Is there a difference between “jealousy” and “envy?” It seems we often use these terms interchangeably but some have thought or argued that they’re not quite the same. When we discussed the parable of the “prodigal son” in my class, I asked the students if the “older brother” was feeling jealousy or envy (or possibly both?!), or if the distinction was at all meaningful. Most students believed these terms were different words for the same emotion. I was inclined to argue otherwise. In any case, and apropos of the material I’m reading, consider La Rochefoucauld: “Jealousy is in some measure just and reasonable (raisonnable), since it merely aims at keeping something that belongs to us or we think belongs to us, whereas envy is a frenzy (fureur) that cannot bear anything that belongs to others.”
Aaron Ben-Ze’ev says the meaning of these two terms overlap and that “some languages do not even have separate names for these emotions.” Following Ben-Ze’ev, emotions
“toward the fortune of others constitute a common group whose prevalence is related to the importance we attach to the comparison with other in assessing our own value and happiness. This group is divided according to others’ good or bad fortune. The major items in the group of negative emotions toward the good fortunes of others are envy and jealousy; the major emotions in the parallel group directed at the bad fortune of others are pity and compassion.” [….]

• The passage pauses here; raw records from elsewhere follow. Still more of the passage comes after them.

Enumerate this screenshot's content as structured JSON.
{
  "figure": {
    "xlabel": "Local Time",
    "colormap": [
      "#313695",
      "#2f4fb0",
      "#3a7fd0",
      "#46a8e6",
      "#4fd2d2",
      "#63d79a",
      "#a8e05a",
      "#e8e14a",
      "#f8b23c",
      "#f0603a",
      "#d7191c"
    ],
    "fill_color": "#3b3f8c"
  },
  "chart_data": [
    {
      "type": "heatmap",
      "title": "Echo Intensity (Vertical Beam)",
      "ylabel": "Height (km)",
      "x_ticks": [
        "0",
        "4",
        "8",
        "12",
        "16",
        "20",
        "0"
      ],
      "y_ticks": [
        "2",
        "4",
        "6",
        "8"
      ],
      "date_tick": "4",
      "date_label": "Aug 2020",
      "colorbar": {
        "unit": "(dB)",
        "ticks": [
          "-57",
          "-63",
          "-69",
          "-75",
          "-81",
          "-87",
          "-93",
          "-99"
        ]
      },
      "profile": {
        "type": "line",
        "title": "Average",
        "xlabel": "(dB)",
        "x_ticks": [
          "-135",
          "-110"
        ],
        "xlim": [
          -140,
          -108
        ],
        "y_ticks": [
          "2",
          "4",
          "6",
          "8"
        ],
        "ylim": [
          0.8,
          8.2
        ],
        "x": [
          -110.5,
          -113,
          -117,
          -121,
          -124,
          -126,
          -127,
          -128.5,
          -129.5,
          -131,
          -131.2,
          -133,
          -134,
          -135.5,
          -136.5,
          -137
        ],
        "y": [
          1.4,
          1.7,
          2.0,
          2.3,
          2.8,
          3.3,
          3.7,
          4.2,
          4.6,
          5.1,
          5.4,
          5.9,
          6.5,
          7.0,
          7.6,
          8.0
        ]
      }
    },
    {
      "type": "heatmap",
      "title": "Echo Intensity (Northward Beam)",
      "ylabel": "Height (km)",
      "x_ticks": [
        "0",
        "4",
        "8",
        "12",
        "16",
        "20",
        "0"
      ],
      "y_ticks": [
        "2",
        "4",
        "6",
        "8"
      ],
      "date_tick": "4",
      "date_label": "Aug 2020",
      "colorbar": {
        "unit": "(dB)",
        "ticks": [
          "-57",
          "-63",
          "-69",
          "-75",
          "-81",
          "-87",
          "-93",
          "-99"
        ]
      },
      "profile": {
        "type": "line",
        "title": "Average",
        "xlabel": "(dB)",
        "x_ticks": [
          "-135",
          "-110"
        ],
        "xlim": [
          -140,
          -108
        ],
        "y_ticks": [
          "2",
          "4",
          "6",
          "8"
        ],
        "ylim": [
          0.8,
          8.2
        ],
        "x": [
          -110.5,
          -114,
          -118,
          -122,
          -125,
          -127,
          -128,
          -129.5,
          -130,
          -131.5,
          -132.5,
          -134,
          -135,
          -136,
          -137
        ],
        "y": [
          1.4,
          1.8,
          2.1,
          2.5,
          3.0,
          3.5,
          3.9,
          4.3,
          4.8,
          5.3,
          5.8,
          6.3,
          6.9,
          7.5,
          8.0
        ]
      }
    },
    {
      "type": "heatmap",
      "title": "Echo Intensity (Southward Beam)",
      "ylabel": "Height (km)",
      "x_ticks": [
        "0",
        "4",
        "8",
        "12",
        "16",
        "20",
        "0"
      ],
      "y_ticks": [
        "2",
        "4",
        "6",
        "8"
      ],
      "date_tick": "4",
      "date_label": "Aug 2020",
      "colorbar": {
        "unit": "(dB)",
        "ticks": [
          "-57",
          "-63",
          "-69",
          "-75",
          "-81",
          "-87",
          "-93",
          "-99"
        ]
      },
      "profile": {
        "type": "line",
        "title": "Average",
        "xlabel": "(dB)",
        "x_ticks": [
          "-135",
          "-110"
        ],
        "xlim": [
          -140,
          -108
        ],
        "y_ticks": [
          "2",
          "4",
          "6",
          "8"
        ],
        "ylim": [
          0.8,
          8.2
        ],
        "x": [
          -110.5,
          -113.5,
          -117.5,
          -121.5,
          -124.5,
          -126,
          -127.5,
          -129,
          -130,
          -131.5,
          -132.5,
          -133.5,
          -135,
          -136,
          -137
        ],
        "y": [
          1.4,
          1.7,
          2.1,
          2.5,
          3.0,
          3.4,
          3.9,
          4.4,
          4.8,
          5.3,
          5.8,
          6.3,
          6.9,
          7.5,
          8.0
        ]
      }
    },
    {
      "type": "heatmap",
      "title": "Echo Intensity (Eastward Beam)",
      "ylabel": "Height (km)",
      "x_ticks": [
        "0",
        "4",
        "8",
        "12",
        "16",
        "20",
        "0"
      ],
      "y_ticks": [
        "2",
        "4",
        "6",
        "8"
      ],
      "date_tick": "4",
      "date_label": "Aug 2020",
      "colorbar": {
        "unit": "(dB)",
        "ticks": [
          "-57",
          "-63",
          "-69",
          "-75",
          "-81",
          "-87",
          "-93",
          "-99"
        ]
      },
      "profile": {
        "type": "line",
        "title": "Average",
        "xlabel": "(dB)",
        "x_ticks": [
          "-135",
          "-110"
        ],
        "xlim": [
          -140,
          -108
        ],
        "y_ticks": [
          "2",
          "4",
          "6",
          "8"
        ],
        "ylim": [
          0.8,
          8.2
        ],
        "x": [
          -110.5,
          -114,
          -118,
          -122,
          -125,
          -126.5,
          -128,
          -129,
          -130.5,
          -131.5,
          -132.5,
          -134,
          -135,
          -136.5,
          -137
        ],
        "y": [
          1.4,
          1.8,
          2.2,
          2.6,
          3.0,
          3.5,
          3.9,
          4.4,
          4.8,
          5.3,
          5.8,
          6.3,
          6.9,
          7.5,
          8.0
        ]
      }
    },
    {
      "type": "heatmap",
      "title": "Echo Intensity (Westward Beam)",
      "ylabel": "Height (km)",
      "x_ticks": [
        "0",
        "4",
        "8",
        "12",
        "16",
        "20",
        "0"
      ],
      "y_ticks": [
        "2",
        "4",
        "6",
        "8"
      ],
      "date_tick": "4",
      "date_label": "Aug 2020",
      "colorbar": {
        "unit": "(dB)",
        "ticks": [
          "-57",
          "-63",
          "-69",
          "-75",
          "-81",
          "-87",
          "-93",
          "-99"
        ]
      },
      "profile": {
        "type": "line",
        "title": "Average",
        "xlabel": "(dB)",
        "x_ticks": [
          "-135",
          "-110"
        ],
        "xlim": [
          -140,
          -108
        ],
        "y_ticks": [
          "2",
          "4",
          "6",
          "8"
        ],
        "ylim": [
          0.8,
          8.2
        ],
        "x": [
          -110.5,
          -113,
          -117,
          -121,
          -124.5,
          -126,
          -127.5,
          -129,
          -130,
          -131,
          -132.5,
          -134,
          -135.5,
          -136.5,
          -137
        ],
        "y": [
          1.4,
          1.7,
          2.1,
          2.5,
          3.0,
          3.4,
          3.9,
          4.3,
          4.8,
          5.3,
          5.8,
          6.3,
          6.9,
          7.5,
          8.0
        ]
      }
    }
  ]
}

Here is a brief introduction to these two emotions from Ben-Ze’ev’s chapter on same which is quite helpful toward distinguishing between jealousy and envy, while conceding some of their common features:
“Envy involves a negative evaluation of our undeserved inferiority, whereas jealousy involves a negative evaluation of the possibility of losing something—typically, a favouable human relationship to someone else. Envy and jealousy would seem to address a similar emotional attitude. Both are concerned with a change in what one has: either the wish to obtain or the fear of loss. The wish in envy is for something one does not have, while in jealousy it is something one fears losing. This distinction is not negligible: the wish to obtain something is notably different from the wish not to lose it. Another difference is that jealousy is typically associated with exclusive relationships. Envy has no such restrictions. The focus of concern in envy is our undeserved inferiority. Because inferiority can stem from a variety of factors, envy may be born of any or all of them and not merely from the threatened loss of some human relationships.”
Please see: Aaron Ben Ze’ev, The Subtlety of Emotions (MIT Press, 2000): 327-352. Another useful but far briefer treatment of these two emotions is found in Robert C. Roberts, Emotions: An Essay in Aid of Moral Psychology (Cambridge University Press, 2003): 256-265. The best analysis of the “parable of the prodigal son” (and all of the parables and principal saying of Jesus for that matter) is Ann Wierzbicka’s What Did Jesus Mean? (Oxford University Press, 2001): 300-309, although she does not focus on our two emotions as they apply to the older brother in the parable.